The reason is different: PyParsing parsers won't try to consume the whole input by default. You have to add + StringEnd() (and import it, of course) to the end of expr to make it fail if it can't parse the whole input. In that case, pyparsing.ParseException will be raised. (Source: http://pyparsing-public.wikispaces.com/FAQs)
If you care to learn a bit of parsing, what you need can propably be built in less than thirty lines with any decent parsing library (I like LEPL).
You could try building a simple parser yourself to tokenize the string of the arithmetic expression and then build an expression tree, if the tree is valid (the leaves are all operands and the internal nodes are all operators) then you can say that the expression is valid.
The basic concept is to make a few helper functions to create your parser.
def extract() will get the next character from the expression
def peek() similar to extract but used if there is no whitespace to check the next character
get_expression()
get_next_token()
Alternatively if you can guarantee whitespace between characters you could use split() to do all the tokenizing.
Then you build your tree and evaluate if its structured correctly
Try this for more info: http://effbot.org/zone/simple-top-down-parsing.htm
Why not just evaluate it and catch the syntax error?
from math import *
def validateSyntax(expression):
functions = {'__builtins__': None}
variables = {'__builtins__': None}
functions = {'acos': acos,
'asin': asin,
'atan': atan,
'atan2': atan2,
'ceil': ceil,
'cos': cos,
'cosh': cosh,
'degrees': degrees,
'exp': exp,
'fabs':fabs,
'floor': floor,
'fmod': fmod,
'frexp': frexp,
'hypot': hypot,
'ldexp': ldexp,
'log': log,
'log10': log10,
'modf': modf,
'pow': pow,
'radians': radians,
'sin': sin,
'sinh': sinh,
'sqrt': sqrt,
'tan': tan,
'tanh': tanh}
variables = {'e': e, 'pi': pi}
try:
eval(expression, variables, functions)
except (SyntaxError, NameError, ZeroDivisionError):
return False
else:
return True
Here are some samples:
> print validSyntax('a+b-1') # a, b are undefined, so a NameError arises.
> False
> print validSyntax('1 + 2')
> True
> print validSyntax('1 - 2')
> True
> print validSyntax('1 / 2')
> True
> print validSyntax('1 * 2')
> True
> print validSyntax('1 +/ 2')
> False
> print validSyntax('1 + (2')
> False
> print validSyntax('import os')
> False
> print validSyntax('print "asd"')
> False
> print validSyntax('import os; os.delete("~\test.txt")')

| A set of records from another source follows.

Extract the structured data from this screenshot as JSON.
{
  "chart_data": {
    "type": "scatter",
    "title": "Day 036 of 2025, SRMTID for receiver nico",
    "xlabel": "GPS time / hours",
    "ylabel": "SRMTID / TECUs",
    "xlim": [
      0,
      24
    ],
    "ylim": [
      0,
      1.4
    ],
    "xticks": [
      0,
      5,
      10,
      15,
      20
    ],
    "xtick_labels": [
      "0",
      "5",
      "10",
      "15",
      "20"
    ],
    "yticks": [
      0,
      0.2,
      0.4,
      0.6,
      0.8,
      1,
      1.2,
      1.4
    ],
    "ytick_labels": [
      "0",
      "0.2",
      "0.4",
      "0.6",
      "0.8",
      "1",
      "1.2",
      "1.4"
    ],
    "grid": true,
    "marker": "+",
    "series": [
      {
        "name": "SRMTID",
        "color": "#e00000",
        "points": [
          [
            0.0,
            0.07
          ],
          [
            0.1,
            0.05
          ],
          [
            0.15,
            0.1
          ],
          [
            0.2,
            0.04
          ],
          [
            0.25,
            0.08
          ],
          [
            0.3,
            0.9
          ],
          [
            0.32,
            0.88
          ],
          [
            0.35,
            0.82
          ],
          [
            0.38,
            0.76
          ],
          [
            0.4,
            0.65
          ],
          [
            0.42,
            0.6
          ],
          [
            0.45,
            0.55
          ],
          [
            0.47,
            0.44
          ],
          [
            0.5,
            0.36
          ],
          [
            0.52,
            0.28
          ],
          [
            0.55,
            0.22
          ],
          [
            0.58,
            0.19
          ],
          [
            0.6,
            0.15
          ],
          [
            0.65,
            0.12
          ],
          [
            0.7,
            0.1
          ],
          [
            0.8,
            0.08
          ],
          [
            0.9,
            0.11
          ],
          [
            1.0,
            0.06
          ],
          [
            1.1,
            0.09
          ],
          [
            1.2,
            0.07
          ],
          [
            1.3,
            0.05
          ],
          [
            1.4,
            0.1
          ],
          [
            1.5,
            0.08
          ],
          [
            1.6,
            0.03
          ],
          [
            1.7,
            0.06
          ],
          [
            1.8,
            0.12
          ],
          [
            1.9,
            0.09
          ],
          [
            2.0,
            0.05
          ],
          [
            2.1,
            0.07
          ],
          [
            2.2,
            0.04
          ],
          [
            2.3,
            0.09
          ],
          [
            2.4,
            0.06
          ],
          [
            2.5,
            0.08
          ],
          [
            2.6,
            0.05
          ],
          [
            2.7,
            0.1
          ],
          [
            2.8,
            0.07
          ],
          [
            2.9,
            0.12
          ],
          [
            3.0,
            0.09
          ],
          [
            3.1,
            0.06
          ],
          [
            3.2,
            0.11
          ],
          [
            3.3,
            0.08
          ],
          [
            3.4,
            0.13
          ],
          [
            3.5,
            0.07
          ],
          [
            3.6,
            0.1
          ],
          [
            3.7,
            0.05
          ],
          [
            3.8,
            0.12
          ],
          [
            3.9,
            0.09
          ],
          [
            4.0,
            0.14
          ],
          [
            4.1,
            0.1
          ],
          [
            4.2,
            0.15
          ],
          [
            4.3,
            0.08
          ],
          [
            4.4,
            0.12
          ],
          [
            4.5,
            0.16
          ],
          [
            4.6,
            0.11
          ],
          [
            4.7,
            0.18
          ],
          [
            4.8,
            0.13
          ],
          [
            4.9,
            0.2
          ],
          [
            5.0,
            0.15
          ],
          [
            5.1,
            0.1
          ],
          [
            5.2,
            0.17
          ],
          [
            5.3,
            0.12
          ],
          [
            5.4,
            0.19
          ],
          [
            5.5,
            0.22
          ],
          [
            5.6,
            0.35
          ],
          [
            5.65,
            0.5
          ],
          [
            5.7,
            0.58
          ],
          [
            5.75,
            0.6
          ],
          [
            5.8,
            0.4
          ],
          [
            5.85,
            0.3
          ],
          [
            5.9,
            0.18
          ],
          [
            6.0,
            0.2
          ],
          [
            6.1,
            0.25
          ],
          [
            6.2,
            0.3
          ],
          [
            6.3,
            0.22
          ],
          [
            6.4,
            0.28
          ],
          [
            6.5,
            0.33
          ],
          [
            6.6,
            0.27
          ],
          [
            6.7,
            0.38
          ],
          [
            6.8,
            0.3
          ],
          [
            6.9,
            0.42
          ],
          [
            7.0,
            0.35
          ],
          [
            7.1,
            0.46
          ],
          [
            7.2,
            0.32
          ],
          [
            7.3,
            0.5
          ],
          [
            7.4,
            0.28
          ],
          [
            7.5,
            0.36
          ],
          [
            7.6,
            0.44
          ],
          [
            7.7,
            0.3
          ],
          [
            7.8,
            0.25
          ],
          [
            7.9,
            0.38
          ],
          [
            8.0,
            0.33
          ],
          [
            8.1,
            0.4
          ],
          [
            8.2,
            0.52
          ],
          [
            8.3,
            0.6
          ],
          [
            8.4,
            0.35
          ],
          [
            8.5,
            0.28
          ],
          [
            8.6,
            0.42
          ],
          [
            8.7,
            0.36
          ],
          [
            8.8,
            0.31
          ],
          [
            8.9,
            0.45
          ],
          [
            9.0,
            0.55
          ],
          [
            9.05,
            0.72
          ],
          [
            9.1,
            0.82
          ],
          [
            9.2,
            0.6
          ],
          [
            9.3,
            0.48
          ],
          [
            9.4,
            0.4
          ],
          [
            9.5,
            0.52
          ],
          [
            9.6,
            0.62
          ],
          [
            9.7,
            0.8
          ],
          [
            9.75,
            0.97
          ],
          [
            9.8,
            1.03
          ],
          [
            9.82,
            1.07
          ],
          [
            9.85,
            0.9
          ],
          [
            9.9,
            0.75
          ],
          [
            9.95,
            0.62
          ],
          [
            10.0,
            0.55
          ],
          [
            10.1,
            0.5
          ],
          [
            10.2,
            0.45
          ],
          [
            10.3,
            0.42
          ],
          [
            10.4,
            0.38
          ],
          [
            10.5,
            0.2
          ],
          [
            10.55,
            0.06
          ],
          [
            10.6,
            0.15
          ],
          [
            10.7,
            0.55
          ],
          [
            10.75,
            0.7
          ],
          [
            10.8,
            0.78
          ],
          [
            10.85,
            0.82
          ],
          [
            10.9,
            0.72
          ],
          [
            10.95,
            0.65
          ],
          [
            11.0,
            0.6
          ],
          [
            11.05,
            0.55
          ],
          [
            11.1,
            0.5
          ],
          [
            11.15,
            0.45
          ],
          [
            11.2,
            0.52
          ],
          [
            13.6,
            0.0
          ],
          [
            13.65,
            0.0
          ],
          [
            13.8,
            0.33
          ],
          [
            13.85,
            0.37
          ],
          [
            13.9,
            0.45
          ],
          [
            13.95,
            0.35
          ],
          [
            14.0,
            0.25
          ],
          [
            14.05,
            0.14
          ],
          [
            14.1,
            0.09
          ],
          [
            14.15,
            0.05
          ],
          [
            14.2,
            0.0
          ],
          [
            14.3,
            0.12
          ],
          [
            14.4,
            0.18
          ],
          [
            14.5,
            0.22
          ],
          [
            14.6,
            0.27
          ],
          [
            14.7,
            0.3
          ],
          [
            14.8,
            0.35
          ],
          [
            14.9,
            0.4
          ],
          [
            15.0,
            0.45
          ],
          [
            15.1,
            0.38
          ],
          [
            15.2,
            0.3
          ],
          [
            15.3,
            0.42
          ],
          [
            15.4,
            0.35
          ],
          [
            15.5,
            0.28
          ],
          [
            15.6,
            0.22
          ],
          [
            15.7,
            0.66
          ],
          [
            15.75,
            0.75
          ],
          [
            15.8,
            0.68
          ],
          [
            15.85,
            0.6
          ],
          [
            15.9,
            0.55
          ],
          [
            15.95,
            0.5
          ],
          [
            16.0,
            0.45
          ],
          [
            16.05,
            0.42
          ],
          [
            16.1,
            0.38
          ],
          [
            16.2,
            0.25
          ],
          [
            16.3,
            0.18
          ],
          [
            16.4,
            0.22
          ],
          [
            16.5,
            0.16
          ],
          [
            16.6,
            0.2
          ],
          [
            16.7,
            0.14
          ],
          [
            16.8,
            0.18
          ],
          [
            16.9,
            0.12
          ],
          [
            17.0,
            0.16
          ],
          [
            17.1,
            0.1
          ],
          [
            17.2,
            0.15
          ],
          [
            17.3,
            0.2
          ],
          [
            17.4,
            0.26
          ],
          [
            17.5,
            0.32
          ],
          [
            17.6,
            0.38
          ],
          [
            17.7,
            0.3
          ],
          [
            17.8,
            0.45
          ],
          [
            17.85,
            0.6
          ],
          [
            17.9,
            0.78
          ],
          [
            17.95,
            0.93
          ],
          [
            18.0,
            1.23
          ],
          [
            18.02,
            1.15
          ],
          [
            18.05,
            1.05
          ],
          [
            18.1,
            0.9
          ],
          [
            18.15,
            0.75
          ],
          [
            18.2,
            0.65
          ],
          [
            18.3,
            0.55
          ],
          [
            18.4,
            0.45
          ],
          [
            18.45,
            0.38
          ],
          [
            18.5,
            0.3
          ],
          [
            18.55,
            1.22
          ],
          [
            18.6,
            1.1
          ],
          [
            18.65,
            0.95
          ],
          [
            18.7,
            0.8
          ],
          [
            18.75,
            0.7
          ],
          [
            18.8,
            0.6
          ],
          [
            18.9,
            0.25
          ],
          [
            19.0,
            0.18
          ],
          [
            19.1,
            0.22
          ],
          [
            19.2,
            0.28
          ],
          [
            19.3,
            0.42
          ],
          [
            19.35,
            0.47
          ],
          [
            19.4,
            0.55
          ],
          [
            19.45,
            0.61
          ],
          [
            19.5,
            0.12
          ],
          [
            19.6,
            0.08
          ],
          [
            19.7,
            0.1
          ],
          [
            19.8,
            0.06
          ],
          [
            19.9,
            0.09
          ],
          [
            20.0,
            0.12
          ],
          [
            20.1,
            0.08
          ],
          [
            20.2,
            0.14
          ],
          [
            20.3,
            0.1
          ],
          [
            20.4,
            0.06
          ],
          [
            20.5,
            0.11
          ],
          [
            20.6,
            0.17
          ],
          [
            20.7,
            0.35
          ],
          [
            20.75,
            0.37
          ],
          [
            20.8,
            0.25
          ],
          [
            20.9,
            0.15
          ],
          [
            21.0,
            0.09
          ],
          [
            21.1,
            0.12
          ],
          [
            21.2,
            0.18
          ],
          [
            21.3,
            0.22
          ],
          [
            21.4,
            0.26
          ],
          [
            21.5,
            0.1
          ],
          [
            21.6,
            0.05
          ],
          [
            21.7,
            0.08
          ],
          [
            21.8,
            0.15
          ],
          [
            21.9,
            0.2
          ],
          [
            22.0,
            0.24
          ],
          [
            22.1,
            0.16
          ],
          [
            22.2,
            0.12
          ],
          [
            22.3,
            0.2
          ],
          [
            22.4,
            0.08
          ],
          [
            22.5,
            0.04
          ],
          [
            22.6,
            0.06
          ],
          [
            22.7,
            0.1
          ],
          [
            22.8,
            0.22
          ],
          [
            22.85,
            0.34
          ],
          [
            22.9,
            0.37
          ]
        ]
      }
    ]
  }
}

> False # And the file was not removed
It's restricted to only mathematical operations, so it should work a bit better than a crude eval.
Adding parseAll=True to the call to parseString will convert this parser into a validator.
If you are interested in modifying a custom math evaluator engine written in Python so that it is a validator instead, you could start out with Evaluator 2.0 (Python 3.x) and Math_Evaluator (Python 2.x). They are not ready-made solutions but would allow you to fully customize whatever it is you are trying to do exactly using (hopefully) easy-to-read Python code. Note that "and" & "or" are treated as operators.